Pour cheminer, revenons sur les grandes lignes de la vision écopsychologique, sur les fondamentaux qui s’en dégagent.
– Notre attitude envers le vivant à l’extérieur est en corrélation avec notre attitude avec le vivant à l’intérieur de nous. Il existe une véritable homothétie entre notre comportement par rapport à notre environnement et notre comportement vis-à-vis de nous-mêmes, que ce soit dans le sens de la bienveillance ou au contraire de la destruction.
« Je ne peux détecter des qualités dans un autre indéterminé, humain ou non-humain, qu’à la condition de pouvoir y reconnaître celles au moyen desquelles je m’appréhende moi-même. » (Philippe Descola) [1]
Autrement dit, la manière dont nous entrons en relation avec nous-même induit la manière dont nous entrons en contact et agissons avec l’autre.
– Plus les connexions, aux niveaux sensible et rationnel, sont reconnues entre nous-mêmes et notre milieu, plus nous développons notre propre humanité, notre capacité d’être une personne ouverte à l’altérité.
Le devenir mature de l’homme prend appui sur son lien avec le monde, lien qui lui sert de tremplin pour développer sa différence et son originalité.
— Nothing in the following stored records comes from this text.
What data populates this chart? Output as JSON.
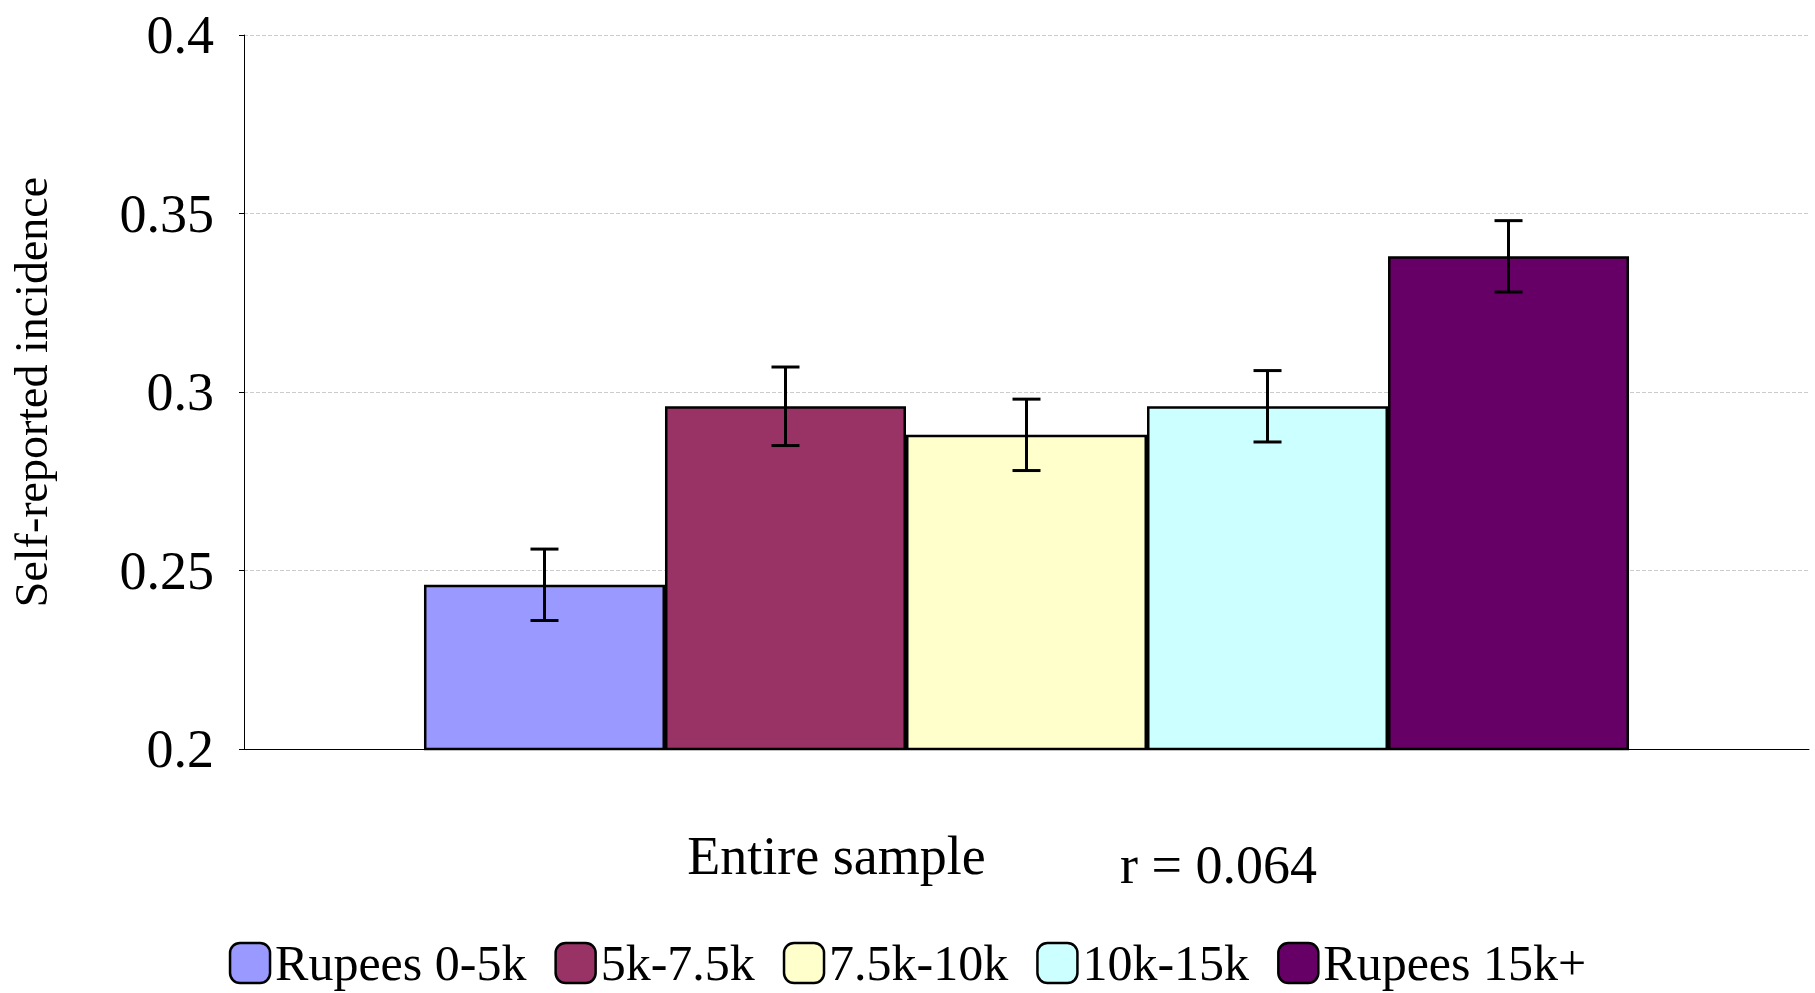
{
  "chart_data": {
    "type": "bar",
    "xlabel": null,
    "ylabel": "Self-reported incidence",
    "categories": [
      "Entire sample"
    ],
    "series": [
      {
        "name": "Rupees 0-5k",
        "color": "#9999ff",
        "values": [
          0.246
        ],
        "errors": [
          0.01
        ]
      },
      {
        "name": "5k-7.5k",
        "color": "#993366",
        "values": [
          0.296
        ],
        "errors": [
          0.011
        ]
      },
      {
        "name": "7.5k-10k",
        "color": "#ffffcc",
        "values": [
          0.288
        ],
        "errors": [
          0.01
        ]
      },
      {
        "name": "10k-15k",
        "color": "#ccffff",
        "values": [
          0.296
        ],
        "errors": [
          0.01
        ]
      },
      {
        "name": "Rupees 15k+",
        "color": "#660066",
        "values": [
          0.338
        ],
        "errors": [
          0.01
        ]
      }
    ],
    "annotations": [
      "r = 0.064"
    ],
    "ylim": [
      0.2,
      0.4
    ],
    "yticks": [
      0.2,
      0.25,
      0.3,
      0.35,
      0.4
    ],
    "grid": "y",
    "legend": "bottom"
  }
}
Tant que cette relation n’est pas vraiment reconnue, le processus de grandissement vers l’autonomie – vers la position de sujet différencié (mais non séparé), qui peut penser, parler et agir en tant que sujet, en tant que « Je » – est entravé, car l’être se bâtit à partir de son rapport avec l’autre.
Quand l’individu néglige l’importance du milieu dans lequel il a grandi, sa construction psychique est en partie défaillante. Il se trouve en difficulté à la fois pour reconnaître sa parenté avec le monde mais aussi pour assurer une position de sujet singulier capable d’être à l’écoute de lui-même[2]. Il peut alors devenir l’objet d’un processus d’aliénation, dont la forme variera selon le contexte.
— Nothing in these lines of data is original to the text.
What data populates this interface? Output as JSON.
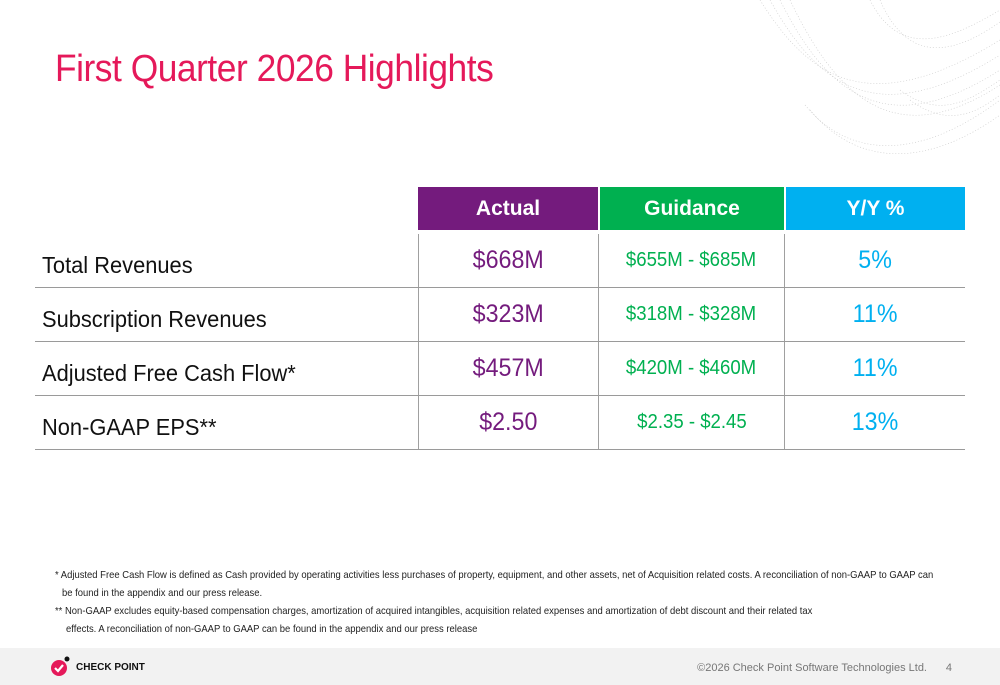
{
  "title": "First Quarter 2026 Highlights",
  "table": {
    "headers": [
      {
        "label": "Actual",
        "color": "#741b7d"
      },
      {
        "label": "Guidance",
        "color": "#00b050"
      },
      {
        "label": "Y/Y %",
        "color": "#00b0f0"
      }
    ],
    "rows": [
      {
        "metric": "Total Revenues",
        "actual": "$668M",
        "guidance": "$655M - $685M",
        "yy": "5%"
      },
      {
        "metric": "Subscription Revenues",
        "actual": "$323M",
        "guidance": "$318M - $328M",
        "yy": "11%"
      },
      {
        "metric": "Adjusted Free Cash Flow*",
        "actual": "$457M",
        "guidance": "$420M - $460M",
        "yy": "11%"
      },
      {
        "metric": "Non-GAAP EPS**",
        "actual": "$2.50",
        "guidance": "$2.35 - $2.45",
        "yy": "13%"
      }
    ]
  },
  "footnotes": {
    "fn1_line1": "* Adjusted Free Cash Flow is defined as Cash provided by operating activities less purchases of property, equipment, and other assets, net of Acquisition related costs. A  reconciliation of non-GAAP to GAAP can",
    "fn1_line2": "be found in the appendix and our press release.",
    "fn2_line1": "** Non-GAAP excludes equity-based compensation charges, amortization of acquired intangibles, acquisition related expenses and amortization of debt discount and their related tax",
    "fn2_line2": "effects. A  reconciliation of non-GAAP to GAAP can be found in the appendix and our press release"
  },
  "footer": {
    "logo_text": "CHECK POINT",
    "copyright": "©2026 Check Point Software Technologies Ltd.",
    "page": "4"
  },
  "colors": {
    "title": "#e5195a",
    "brand": "#e5195a"
  }
}
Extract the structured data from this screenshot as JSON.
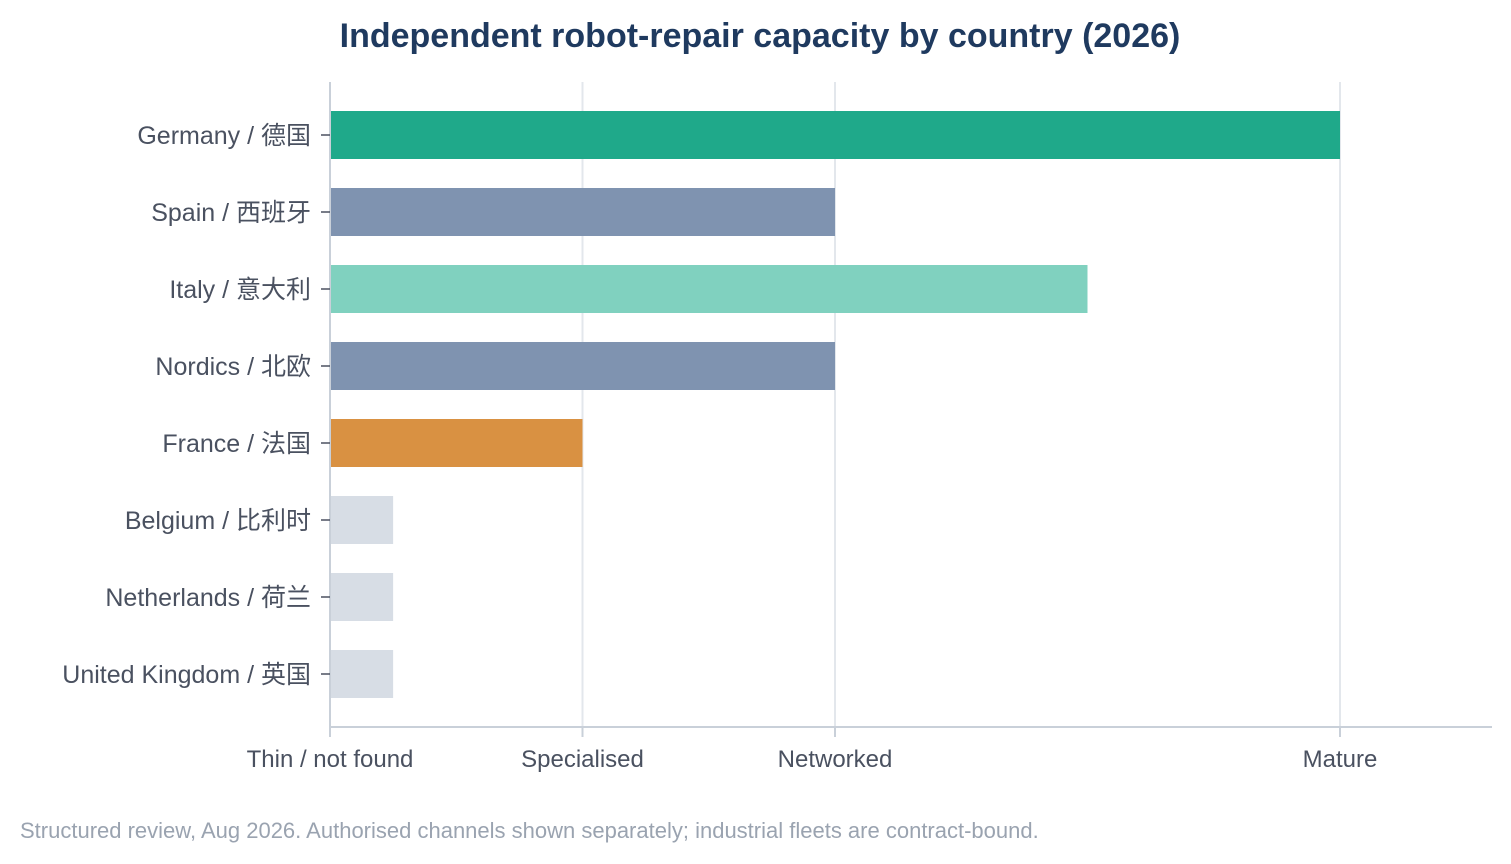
{
  "chart_data": {
    "type": "bar",
    "orientation": "horizontal",
    "title": "Independent robot-repair capacity by country (2026)",
    "footnote": "Structured review, Aug 2026. Authorised channels shown separately; industrial fleets are contract-bound.",
    "categories": [
      "Germany / 德国",
      "Spain / 西班牙",
      "Italy / 意大利",
      "Nordics / 北欧",
      "France / 法国",
      "Belgium / 比利时",
      "Netherlands / 荷兰",
      "United Kingdom / 英国"
    ],
    "values": [
      4,
      2,
      3,
      2,
      1,
      0.25,
      0.25,
      0.25
    ],
    "colors": [
      "#1fa98a",
      "#7f93b0",
      "#80d1bf",
      "#7f93b0",
      "#d99142",
      "#d7dde5",
      "#d7dde5",
      "#d7dde5"
    ],
    "x_ticks": [
      {
        "value": 0,
        "label": "Thin / not found"
      },
      {
        "value": 1,
        "label": "Specialised"
      },
      {
        "value": 2,
        "label": "Networked"
      },
      {
        "value": 4,
        "label": "Mature"
      }
    ],
    "xlim": [
      0,
      4.6
    ],
    "grid": true,
    "legend": "none"
  },
  "colors": {
    "title": "#1f3a5f",
    "grid": "#e3e7ec",
    "axis": "#c9d0d9",
    "label": "#4a5160",
    "footnote": "#9aa3b0"
  }
}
– La relation est le rapport entre deux entités, considérées en tant qu’autres à part entière. Elle est le « Je-Tu » dont parle Martin Buber, une considération mutuelle basée sur la compréhension et les sentiments empathiques. Entre les deux partenaires, il y a du semblable (idem) sans être de l’identique (ipse), d’où le plaisir du lien. Mais la relation peut se dégrader en relation « Je-Cela » quand le « Tu » en contact avec le « Je » se trouve réduit à l’état d’objet en raison des fantasmes, des désirs d’un « Je » mal constitué, d’un « Je » défaillant. « Tu » n’est pas vu pour lui-même mais instrumentalisé pour servir les desseins inavoués de son partenaire.
Dans le premier cas, l’interdépendance reconnue permet l’échange, la reconnaissance, la solidarité, la co-évolution entre les deux protagonistes. Dans le second, nous avons affaire à des comportements de domination et de soumission.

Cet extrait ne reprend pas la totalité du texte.